(Bloomberg) -- HSBC Holdings Plc’s Steven Major is starting to show a little less conviction on two of his big investment calls of recent years: bullish Treasuries and bearish credit.
The shift comes as traders shaken by weeks of turbulence across asset classes regain their footing. In European credit markets, the biggest high-grade sell-off in more than two years has created a short-term buying opportunity, while Treasuries offer little less value given the Federal Reserve’s policy trajectory, the strategist said in a research note.
“In the month of May, our analysts and economists had to deal with some hectic market activity and heavy newsflow, as targets were reached and views were challenged or confirmed,” wrote Major, the bank’s global head of fixed-income research, in a Thursday note. “Our near-term positioning views may be mainly neutral but our long-term convictions remain.”
Major is a key proponent of the view that interest rates can stay lower for longer in the post-crisis era, a stance that underpins his long-term bullish outlook for U.S. Treasuries when many on Wall Street are bearish.
HSBC’s fixed-income team is also well known for warnings last year that European corporate debt investors are in a world of pain as valuations don’t reflect liquidity and downgrade risks late in the credit cycle.

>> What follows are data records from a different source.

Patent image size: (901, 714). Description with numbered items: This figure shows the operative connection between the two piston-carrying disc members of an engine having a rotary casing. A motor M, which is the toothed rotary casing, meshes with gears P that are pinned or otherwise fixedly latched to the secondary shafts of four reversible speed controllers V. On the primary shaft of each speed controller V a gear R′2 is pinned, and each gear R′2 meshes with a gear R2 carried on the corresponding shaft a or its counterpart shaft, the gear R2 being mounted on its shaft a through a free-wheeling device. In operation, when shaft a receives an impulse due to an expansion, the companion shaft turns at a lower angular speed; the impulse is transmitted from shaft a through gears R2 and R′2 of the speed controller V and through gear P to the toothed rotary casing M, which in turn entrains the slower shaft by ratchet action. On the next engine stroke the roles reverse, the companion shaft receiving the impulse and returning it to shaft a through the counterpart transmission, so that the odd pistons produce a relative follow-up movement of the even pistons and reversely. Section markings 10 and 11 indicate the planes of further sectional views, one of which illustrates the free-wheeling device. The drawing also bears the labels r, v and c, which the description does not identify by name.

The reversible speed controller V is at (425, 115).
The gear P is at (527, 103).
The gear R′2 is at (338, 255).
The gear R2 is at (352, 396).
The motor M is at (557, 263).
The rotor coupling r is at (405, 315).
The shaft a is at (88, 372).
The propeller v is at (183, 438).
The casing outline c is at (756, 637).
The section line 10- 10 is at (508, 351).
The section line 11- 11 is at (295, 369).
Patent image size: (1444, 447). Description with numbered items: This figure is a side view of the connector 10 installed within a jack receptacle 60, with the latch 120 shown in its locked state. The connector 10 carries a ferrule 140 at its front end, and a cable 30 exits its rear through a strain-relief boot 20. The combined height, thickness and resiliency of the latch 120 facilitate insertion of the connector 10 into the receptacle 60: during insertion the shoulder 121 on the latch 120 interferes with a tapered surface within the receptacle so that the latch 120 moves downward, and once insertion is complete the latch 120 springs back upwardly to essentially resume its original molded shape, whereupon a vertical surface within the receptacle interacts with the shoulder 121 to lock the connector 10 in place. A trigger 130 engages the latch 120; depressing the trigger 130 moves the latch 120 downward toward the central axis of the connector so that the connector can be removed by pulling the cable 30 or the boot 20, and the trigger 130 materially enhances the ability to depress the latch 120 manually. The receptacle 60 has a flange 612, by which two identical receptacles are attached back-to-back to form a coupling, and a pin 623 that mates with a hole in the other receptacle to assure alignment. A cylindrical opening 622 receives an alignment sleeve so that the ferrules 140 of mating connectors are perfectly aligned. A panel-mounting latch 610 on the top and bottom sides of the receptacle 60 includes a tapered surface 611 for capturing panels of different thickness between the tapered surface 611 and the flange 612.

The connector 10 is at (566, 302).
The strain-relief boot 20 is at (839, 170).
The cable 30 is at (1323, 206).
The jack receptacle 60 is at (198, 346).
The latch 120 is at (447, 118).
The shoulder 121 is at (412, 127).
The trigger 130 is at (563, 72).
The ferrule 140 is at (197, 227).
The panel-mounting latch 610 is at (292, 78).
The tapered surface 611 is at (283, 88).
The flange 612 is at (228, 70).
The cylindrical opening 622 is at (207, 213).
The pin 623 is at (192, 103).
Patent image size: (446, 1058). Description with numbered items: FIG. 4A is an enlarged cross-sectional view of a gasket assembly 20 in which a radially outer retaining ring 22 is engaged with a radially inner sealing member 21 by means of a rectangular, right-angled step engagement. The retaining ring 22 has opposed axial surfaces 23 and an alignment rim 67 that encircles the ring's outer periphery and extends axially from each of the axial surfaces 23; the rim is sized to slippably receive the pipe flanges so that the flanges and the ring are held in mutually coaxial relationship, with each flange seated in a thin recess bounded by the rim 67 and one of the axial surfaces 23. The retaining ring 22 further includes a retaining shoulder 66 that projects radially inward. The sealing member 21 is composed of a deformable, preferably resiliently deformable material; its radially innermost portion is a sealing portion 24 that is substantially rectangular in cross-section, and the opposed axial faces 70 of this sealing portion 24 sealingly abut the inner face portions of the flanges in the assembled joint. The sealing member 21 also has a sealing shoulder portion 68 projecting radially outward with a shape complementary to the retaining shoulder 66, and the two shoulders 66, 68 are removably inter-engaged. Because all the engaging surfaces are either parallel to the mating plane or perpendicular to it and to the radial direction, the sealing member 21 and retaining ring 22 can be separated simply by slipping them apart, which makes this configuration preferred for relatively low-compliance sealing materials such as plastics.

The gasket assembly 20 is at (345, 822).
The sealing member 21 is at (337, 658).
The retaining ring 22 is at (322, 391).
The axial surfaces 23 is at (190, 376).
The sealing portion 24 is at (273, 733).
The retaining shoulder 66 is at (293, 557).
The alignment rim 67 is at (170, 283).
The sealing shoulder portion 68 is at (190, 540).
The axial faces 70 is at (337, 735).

Ten-year Treasury yields trading around 2.9 percent are in line with the Federal Open Market Committee’s outlook for the path of interest rates, the so-called dot plot, and offer a bit less value than before the recent flight to safety, Major and his team including Lawrence Dyer wrote.
They downgrade U.S. government obligations to “mildly bullish” from “bullish” and see, for now, 10-year yields trading in a range of 2.7 percent to 3.1 percent, and for the two-year note at 2.35 percent to 2.6 percent.
By the end of the year, the strategists project the yield curve will continue to flatten at a lower level than forecast by the forward market, with the 10-year note tumbling to 2.3 percent.
The analysts add that the five-year, five-year forward rate is a better metric to value Treasuries than the price for the 10-year note as it captures the Fed’s policy guidance and shape of the curve.
In credit markets, the strategists upgrade European junk and investment grade to neutral from underweight, citing opportunities in BBB rated bonds in the primary market and in credit-default swaps, where spreads have widened following political turmoil in Italy. They maintain a neutral outlook for U.S. credit.
As such, the strategists strike a different tone from warnings issued this week over the longevity of the debt bull run as central banks pull back stimulus. KKR & Co.’s Jamie Weinstein, for example, said on Wednesday that investors are placing increasingly risky bets on new issues rated just above junk.
“After a long wait, for the first time in over six quarters, new issues finally have some attractive premia,” the analysts wrote, referring to the euro market. “Still, we view our upgrade as a tactical move.”